Mr Leach’s comments come in a report which looks certain to reopen a controversial topic when it lands on the desks of politicians and industry lobbyists.
A paper based on his work was judged to be the best at the recent Annual Conference of the Logistics Research Network.
Mr Leach’s focus is purely on extended vehicle length while maintaining gross weight at the current UK standard. Other studies have looked at increasing weight and length simultaneously.
He said: “I think that in the right circumstances – for companies that transport lightweight goods in large quantities from distribution site to distribution site – HCVs would be an undoubted benefit and would lead to a reduction in carbon emissions.”
The rail-freight industry – fearing a wholesale switch to road transport – and safety campaigners have been rigidly opposed to larger vehicles in Britain.
But Mr Leach’s findings run counter to many of their arguments.
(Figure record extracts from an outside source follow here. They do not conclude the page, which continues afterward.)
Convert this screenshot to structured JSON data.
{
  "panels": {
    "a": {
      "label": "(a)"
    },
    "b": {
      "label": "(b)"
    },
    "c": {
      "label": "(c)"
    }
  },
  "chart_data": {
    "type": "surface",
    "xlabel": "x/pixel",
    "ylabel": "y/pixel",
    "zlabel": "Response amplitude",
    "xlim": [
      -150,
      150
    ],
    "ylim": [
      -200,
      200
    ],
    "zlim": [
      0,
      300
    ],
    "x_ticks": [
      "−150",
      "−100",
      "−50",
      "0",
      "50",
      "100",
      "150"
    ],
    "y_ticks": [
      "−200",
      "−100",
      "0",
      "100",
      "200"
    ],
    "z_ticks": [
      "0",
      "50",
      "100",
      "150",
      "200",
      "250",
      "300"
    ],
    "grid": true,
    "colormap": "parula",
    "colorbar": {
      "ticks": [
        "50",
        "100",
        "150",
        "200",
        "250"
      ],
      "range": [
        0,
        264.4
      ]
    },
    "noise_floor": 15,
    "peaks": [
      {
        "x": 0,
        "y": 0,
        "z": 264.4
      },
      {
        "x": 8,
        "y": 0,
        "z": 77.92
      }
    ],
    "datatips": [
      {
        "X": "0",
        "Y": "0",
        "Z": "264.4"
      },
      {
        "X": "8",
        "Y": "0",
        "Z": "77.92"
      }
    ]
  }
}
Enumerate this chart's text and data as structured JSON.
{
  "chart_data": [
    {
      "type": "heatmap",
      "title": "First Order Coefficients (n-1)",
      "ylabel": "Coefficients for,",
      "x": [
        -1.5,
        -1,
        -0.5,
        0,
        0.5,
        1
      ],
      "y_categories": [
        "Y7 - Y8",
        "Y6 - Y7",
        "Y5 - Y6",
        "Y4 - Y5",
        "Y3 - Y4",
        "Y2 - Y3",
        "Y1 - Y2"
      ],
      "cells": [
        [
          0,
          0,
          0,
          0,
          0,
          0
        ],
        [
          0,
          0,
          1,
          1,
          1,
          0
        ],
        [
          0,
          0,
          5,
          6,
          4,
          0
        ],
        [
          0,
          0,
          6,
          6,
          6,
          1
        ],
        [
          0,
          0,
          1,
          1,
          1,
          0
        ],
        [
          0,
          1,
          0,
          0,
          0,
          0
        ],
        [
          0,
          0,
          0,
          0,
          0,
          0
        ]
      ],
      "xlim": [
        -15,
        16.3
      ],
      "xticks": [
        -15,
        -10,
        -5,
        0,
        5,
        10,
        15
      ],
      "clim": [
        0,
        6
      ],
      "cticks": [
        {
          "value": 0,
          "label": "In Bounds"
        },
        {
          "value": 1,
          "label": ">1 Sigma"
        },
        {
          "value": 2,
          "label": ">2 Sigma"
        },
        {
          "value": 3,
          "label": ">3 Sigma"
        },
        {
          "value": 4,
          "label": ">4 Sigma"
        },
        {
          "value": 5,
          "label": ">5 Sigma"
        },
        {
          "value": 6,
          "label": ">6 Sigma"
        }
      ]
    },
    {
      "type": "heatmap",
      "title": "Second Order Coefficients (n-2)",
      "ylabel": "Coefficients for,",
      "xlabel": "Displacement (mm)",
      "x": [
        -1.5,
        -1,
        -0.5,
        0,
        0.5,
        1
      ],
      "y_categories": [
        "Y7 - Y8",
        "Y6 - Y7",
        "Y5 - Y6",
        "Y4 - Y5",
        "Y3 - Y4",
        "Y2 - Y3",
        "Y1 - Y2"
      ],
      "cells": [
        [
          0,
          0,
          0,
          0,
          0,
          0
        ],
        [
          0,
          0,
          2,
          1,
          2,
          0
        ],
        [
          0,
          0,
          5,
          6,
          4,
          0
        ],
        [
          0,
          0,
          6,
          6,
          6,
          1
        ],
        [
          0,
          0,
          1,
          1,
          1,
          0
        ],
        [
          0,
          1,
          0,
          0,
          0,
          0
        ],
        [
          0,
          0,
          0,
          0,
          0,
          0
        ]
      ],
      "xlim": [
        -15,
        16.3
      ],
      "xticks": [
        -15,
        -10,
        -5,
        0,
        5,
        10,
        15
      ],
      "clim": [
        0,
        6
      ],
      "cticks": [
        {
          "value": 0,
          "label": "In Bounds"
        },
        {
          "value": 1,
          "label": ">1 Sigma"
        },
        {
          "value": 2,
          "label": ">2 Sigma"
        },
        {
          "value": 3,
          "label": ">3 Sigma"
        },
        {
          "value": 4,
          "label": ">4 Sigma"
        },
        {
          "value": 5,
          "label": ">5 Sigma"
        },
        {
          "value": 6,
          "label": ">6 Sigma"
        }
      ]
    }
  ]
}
Mr Leach, who held senior posts in the logistics industry before switching to an academic career, said only a small proportion of freight traffic might switch from rail to HCVs which are unsuited for heavy goods such as steel, coal and road building materials.
He said European studies showed that extra-large vehicles did not create additional road safety problems.
And technical innovations meant that HCVs were just as manoeuvrable as smaller lorries. Their 50% extra carrying capacity would lead to fewer vehicles on the road, cutting congestion.
Mr Leach said HCVs would not be permitted to exceed the current maximum weight when loaded – 44 tonnes in the UK.
“You are increasing the cubic capacity of the vehicle but you are reducing the maximum weight of goods that it can carry,” he said.
“This means that HCVs will only be of value to companies that distribute lightweight goods, such as snack foods, tissues and packaging materials.”
David Leach’s research was commissioned by personal health care products firm Kimberly-Clark.
Mr Leach, who worked on the research with his colleague Chris Savage, estimated that about 15% of the UK’s standard full-load traffic would be suitable for HCVs.
The report said that full adoption in the UK could lead to annual transport cost savings of £226m. Total reductions in carbon emissions could amount to 96 thousand tonnes per annum and the use of HCVs would reduce the total distances travelled by large vehicles by up to 4%, making a useful contribution to the relief of congestion.